Quem joga contra e aumenta a incerteza é Bolsonaro. No meio
da pandemia, ele minimiza a gravidade da doença e faz seguidos apelos para o
abrandamento da quarentena, contrariando a recomendação da maior parte dos
especialistas e a decisão de muitos governadores e prefeitos.

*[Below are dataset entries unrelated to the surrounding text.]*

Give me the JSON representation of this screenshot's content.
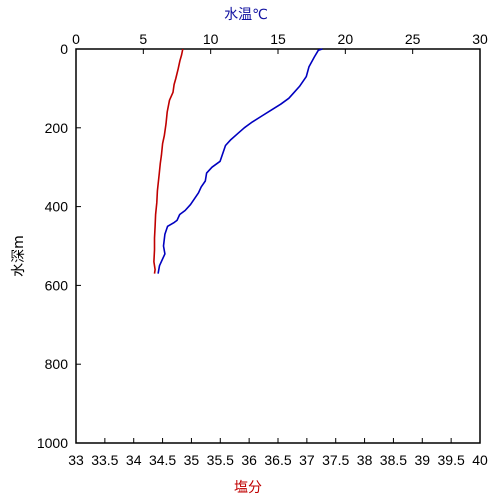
{
  "chart_data": {
    "type": "line",
    "title": "",
    "x_top": {
      "label": "水温℃",
      "label_color": "#1010a0",
      "range": [
        0,
        30
      ],
      "ticks": [
        0,
        5,
        10,
        15,
        20,
        25,
        30
      ]
    },
    "x_bottom": {
      "label": "塩分",
      "label_color": "#c00000",
      "range": [
        33,
        40
      ],
      "ticks": [
        "33",
        "33.5",
        "34",
        "34.5",
        "35",
        "35.5",
        "36",
        "36.5",
        "37",
        "37.5",
        "38",
        "38.5",
        "39",
        "39.5",
        "40"
      ]
    },
    "y": {
      "label": "水深m",
      "range": [
        0,
        1000
      ],
      "inverted": true,
      "ticks": [
        0,
        200,
        400,
        600,
        800,
        1000
      ]
    },
    "series": [
      {
        "axis": "top",
        "color": "#0000c0",
        "points": [
          [
            18.3,
            0
          ],
          [
            18.0,
            3
          ],
          [
            17.7,
            20
          ],
          [
            17.3,
            45
          ],
          [
            17.1,
            70
          ],
          [
            16.6,
            95
          ],
          [
            16.2,
            110
          ],
          [
            15.8,
            125
          ],
          [
            15.2,
            140
          ],
          [
            14.5,
            155
          ],
          [
            13.8,
            170
          ],
          [
            13.1,
            185
          ],
          [
            12.5,
            200
          ],
          [
            12.0,
            215
          ],
          [
            11.5,
            230
          ],
          [
            11.1,
            245
          ],
          [
            10.9,
            265
          ],
          [
            10.7,
            285
          ],
          [
            10.1,
            300
          ],
          [
            9.7,
            315
          ],
          [
            9.6,
            335
          ],
          [
            9.3,
            350
          ],
          [
            9.1,
            365
          ],
          [
            8.8,
            380
          ],
          [
            8.5,
            395
          ],
          [
            8.1,
            410
          ],
          [
            7.7,
            420
          ],
          [
            7.5,
            435
          ],
          [
            7.3,
            440
          ],
          [
            6.8,
            450
          ],
          [
            6.6,
            470
          ],
          [
            6.5,
            500
          ],
          [
            6.6,
            520
          ],
          [
            6.2,
            550
          ],
          [
            6.1,
            570
          ]
        ]
      },
      {
        "axis": "bottom",
        "color": "#c00000",
        "points": [
          [
            34.85,
            0
          ],
          [
            34.83,
            15
          ],
          [
            34.8,
            30
          ],
          [
            34.77,
            50
          ],
          [
            34.73,
            75
          ],
          [
            34.7,
            90
          ],
          [
            34.68,
            110
          ],
          [
            34.62,
            130
          ],
          [
            34.58,
            160
          ],
          [
            34.56,
            190
          ],
          [
            34.53,
            220
          ],
          [
            34.5,
            240
          ],
          [
            34.48,
            270
          ],
          [
            34.46,
            290
          ],
          [
            34.44,
            320
          ],
          [
            34.41,
            360
          ],
          [
            34.4,
            390
          ],
          [
            34.38,
            420
          ],
          [
            34.37,
            450
          ],
          [
            34.36,
            480
          ],
          [
            34.36,
            510
          ],
          [
            34.35,
            540
          ],
          [
            34.37,
            560
          ],
          [
            34.36,
            570
          ]
        ]
      }
    ]
  }
}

Para completar,
trocou o ministro da Saúde durante a crise sanitária. O rompimento com Sergio
Moro, que pediu demissão do governo, provocou uma grave crise política. Há
ainda os constantes atritos com o Congresso e o Judiciário. Fonte de conflitos,
Bolsonaro contribui para manter a incerteza elevada, prejudicando a economia,
que pode encolher 5% ou mais neste ano. Isso aumenta a probabilidade de uma
recuperação lenta depois que a quarentena for relaxada.